Ford is set to receive a $9.2 billion loan from the US Department of Energy's Loan Program Office to build three EV battery factories in collaboration with SK Innovation. The factories are expected to generate 129 GWh of battery cells annually to support Ford's planned EV production ramp. The loan is the largest since the US auto bailout in 2009 and will enable Ford to compete globally while putting the US on a path to reduce GHG emissions. The funding comes at a critical moment in Ford's EV ramp-up, as the automaker expects its EV unit to lose $3 billion this year as it scales production. 🔋
Boston Consulting Group (BCG) has signed a five-year purchase agreement with Direct Air Capture (DAC) company CarbonCapture for 40,000 tonnes of carbon dioxide removal credits, marking one of the largest announced DAC offtake deals to date and the largest yet in the professional services industry globally. The agreement also includes an intention for BCG to provide management consulting services to support CarbonCapture’s business strategy. 🟢
Mastercard has launched a global project to recycle credit and debit cards, starting with a pilot scheme with HSBC in the UK. Under the plan, Mastercard will provide shredding machines to HSBC, each capable of holding 10,000 cards. Banks worldwide can join the program to help build economies of scale. The Nilson Report estimates total cards in circulation at nearly 26 billion in 2022, with around 600 million produced each year and a life span of around five years. 💳
Boeing has launched the SAF Dashboard, a tool that tracks expected sustainable aviation fuel (SAF) capacity over the next decade, based on data collected by BloombergNEF. The Dashboard aggregates total SAF capacity announcements by suppliers on a global scale and can filter anticipated supply by production pathway, location, and other metrics. The tool is accessible on Boeing’s new Sustainable Aerospace Together hub and aims to support discussion and action among industry stakeholders regarding the existing SAF footprint as well as future production levels required to meet the commercial aviation industry’s goal of net-zero emissions by 2050. 🛩️
👀 Where is cash flowing?⛏️ Mineral exploration company KoBold Metals has raised $195 million in funding, bringing its valuation to over $1 billion and making it Silicon Valley's newest climate-tech unicorn. The round was led by T. Rowe Price and included existing investors Andreessen Horowitz, Breakthrough Energy Ventures, BOND, and others. The company uses AI and cloud computing to explore metals used in EVs and clean energy technologies.
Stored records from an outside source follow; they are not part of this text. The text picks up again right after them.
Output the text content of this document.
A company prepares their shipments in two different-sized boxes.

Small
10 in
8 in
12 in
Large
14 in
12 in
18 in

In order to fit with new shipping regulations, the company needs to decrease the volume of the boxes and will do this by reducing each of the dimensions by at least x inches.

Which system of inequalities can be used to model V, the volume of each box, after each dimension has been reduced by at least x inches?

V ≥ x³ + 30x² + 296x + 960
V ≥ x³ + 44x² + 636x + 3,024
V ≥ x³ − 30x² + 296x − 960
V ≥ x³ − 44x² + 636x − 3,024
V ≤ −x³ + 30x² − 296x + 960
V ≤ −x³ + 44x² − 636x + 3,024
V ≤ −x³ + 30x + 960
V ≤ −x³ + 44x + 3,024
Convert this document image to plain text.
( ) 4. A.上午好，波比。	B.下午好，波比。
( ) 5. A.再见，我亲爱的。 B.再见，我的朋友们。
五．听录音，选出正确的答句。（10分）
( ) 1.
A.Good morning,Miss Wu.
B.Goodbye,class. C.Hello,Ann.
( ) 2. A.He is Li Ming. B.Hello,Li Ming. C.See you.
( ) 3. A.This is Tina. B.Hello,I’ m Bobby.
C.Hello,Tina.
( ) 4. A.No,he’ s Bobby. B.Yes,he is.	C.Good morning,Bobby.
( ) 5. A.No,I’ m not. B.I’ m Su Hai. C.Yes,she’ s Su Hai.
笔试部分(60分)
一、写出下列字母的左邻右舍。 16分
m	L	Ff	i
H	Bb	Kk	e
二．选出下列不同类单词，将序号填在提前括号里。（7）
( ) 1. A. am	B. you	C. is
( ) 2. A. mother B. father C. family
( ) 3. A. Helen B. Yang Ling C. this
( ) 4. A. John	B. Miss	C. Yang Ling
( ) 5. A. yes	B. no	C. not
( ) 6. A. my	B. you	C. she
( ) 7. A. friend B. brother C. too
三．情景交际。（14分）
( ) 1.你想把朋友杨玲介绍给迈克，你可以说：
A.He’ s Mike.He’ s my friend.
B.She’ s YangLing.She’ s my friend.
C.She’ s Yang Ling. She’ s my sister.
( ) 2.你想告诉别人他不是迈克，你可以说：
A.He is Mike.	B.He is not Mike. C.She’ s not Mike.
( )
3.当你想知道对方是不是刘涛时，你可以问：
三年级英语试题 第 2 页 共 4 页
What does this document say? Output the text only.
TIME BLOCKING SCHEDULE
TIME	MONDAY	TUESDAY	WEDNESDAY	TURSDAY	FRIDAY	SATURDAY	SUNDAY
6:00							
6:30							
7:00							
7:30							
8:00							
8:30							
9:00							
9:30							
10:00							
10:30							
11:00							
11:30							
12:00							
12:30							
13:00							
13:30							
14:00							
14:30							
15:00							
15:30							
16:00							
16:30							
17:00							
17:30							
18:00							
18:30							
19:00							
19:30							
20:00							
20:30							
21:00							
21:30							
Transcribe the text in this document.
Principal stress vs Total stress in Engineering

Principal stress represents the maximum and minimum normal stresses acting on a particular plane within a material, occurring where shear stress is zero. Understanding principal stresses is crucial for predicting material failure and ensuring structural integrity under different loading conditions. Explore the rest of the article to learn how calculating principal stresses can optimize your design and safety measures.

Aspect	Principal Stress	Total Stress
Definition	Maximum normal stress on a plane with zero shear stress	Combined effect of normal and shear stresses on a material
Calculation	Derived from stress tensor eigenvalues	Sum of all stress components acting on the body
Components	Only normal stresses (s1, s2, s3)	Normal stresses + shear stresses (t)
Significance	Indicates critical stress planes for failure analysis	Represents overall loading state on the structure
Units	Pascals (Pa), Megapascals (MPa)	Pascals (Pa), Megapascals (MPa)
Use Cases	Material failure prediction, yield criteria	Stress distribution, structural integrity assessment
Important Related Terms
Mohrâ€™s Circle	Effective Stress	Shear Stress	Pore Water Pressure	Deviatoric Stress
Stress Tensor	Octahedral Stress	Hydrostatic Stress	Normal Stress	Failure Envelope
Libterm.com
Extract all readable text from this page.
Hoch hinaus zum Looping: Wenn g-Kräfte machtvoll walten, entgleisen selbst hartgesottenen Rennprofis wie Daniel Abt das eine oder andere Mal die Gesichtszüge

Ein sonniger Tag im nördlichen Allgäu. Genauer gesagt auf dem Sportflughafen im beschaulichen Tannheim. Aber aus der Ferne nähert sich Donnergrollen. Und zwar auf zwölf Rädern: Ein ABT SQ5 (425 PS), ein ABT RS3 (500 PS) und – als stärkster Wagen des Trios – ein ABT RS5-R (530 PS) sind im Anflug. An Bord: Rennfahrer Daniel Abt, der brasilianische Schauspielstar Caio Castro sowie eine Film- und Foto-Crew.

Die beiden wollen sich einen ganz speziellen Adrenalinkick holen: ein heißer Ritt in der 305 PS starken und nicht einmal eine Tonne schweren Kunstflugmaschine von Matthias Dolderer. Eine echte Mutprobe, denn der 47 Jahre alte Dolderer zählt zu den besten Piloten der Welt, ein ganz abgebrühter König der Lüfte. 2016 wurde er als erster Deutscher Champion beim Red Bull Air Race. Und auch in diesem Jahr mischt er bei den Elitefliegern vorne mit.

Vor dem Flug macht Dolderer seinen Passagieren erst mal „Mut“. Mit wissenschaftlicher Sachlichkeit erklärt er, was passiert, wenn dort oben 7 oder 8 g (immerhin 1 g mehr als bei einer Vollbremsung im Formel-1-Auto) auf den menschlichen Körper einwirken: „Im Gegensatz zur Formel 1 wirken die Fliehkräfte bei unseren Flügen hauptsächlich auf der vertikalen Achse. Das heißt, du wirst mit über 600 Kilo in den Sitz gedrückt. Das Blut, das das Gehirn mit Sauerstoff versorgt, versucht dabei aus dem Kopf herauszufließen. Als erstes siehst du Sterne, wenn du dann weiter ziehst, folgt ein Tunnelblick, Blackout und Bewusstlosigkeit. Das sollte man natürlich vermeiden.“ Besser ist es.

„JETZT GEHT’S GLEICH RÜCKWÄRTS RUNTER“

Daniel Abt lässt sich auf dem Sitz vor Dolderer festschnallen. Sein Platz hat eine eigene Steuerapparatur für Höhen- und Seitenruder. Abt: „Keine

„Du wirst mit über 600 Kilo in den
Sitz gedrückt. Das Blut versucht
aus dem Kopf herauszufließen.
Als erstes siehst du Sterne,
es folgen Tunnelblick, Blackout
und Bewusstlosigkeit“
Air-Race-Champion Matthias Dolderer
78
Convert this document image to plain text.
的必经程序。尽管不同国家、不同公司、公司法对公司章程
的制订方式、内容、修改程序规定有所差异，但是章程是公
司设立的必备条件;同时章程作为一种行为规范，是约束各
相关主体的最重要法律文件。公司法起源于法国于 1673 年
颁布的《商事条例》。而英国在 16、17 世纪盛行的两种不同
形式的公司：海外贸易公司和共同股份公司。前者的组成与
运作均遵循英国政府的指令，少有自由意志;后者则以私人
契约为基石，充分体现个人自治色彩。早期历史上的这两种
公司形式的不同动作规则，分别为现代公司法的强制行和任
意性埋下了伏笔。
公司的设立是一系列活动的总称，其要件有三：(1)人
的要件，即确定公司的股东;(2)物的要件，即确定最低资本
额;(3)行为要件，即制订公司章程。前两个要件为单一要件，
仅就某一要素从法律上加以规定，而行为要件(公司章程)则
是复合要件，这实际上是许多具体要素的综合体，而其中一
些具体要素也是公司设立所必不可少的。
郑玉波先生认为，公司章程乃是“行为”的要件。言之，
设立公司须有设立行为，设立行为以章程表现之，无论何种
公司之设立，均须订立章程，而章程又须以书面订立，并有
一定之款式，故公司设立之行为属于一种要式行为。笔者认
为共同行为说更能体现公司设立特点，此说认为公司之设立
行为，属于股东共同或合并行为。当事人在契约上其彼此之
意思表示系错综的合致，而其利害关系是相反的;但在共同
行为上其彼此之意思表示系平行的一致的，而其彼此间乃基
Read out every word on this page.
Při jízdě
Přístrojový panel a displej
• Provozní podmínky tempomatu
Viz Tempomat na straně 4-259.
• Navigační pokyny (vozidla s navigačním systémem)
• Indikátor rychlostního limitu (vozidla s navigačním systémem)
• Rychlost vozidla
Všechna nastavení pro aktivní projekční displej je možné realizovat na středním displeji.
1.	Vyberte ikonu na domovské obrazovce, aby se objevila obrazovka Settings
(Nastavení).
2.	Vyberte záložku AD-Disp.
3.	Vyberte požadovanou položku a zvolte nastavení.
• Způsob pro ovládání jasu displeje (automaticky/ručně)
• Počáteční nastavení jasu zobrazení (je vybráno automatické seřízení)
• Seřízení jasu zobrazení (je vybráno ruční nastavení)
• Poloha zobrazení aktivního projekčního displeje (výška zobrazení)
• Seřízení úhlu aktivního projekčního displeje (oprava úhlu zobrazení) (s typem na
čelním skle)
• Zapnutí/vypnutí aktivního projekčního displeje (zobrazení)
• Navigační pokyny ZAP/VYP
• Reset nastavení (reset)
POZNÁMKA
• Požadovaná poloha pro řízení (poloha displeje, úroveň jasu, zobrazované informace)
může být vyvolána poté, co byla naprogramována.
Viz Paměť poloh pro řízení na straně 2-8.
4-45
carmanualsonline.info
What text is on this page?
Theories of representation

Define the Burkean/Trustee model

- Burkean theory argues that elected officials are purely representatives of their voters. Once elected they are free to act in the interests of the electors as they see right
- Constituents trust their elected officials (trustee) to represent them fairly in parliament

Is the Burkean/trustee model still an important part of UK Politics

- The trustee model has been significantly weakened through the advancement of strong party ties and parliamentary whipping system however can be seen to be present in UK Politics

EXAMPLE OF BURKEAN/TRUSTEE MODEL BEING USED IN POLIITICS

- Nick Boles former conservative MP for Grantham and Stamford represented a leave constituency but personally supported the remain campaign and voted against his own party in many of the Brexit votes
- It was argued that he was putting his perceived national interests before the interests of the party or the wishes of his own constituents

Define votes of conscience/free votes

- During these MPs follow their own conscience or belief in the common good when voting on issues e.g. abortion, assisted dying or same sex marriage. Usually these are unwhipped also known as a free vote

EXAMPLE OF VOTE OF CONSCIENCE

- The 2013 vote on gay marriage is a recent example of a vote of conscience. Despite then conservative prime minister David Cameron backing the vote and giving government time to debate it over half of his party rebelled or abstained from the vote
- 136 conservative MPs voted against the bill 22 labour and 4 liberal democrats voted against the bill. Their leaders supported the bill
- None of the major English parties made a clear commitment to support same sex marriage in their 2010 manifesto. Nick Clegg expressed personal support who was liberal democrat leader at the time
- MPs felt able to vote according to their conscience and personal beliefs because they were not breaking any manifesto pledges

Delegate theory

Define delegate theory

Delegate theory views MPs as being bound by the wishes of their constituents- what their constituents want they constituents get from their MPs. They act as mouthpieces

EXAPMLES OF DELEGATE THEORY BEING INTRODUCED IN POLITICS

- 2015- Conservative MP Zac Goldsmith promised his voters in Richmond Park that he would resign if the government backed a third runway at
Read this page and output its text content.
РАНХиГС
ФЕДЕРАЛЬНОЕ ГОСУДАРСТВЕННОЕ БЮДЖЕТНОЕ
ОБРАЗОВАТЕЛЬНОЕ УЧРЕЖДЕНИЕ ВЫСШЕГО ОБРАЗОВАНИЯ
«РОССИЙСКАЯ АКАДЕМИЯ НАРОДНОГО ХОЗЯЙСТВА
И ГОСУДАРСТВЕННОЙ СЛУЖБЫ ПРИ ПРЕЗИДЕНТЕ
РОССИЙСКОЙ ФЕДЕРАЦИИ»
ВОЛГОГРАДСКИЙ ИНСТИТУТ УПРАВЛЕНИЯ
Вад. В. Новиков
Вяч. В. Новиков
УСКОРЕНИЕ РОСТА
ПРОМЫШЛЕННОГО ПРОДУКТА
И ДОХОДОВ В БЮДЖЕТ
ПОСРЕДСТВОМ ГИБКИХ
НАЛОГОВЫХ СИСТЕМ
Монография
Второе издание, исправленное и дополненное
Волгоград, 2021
💡 Hamburg-based climate tech startup 1KOMMA5° has raised €430M in a Series B round, reaching a valuation of €1B in just 23 months. The funding will be used to expand the vertical integration of its energy management technology, make its IoT device Heartbeat compatible with existing energy devices, and expand into new markets. The startup aims to make sustainable energy solutions available to a wider customer base across Europe and make cleaner energy a mainstay in these markets.
🟢 Swedish start-up ClimateView has raised €14m in a funding round led by French firm 2050, with participation from 115K, Sandwater, Polar Structure, and previous investors. ClimateView's ClimateOS platform collects all emission-related data from cities onto a single platform, facilitating the green transition through improved financial reporting and better public outreach. The latest investment will support ClimateView in developing its climate finance platform further, with the goal of assisting cities in their climate investment planning requirements under the EU's '100 Climate-neutral and Smart Cities program.
⎔ Fero Labs, an AI-focused manufacturing process optimization software company, has raised $15 million to reduce emissions in manufacturing industries such as steel, cement, and chemicals. The company's AI-driven software has already reduced over 100,000 tonnes of CO2 emissions and enabled savings of over $20M for customers. The funding round was led by Climate Investment, and Fero Labs' total funding to date is now $30 million. The company's goal is to reduce at least 800,000 tonnes of emissions by 2025.
That’s it for this week. Thanks for making it to the end, your attention span is absolutely impressive 💪.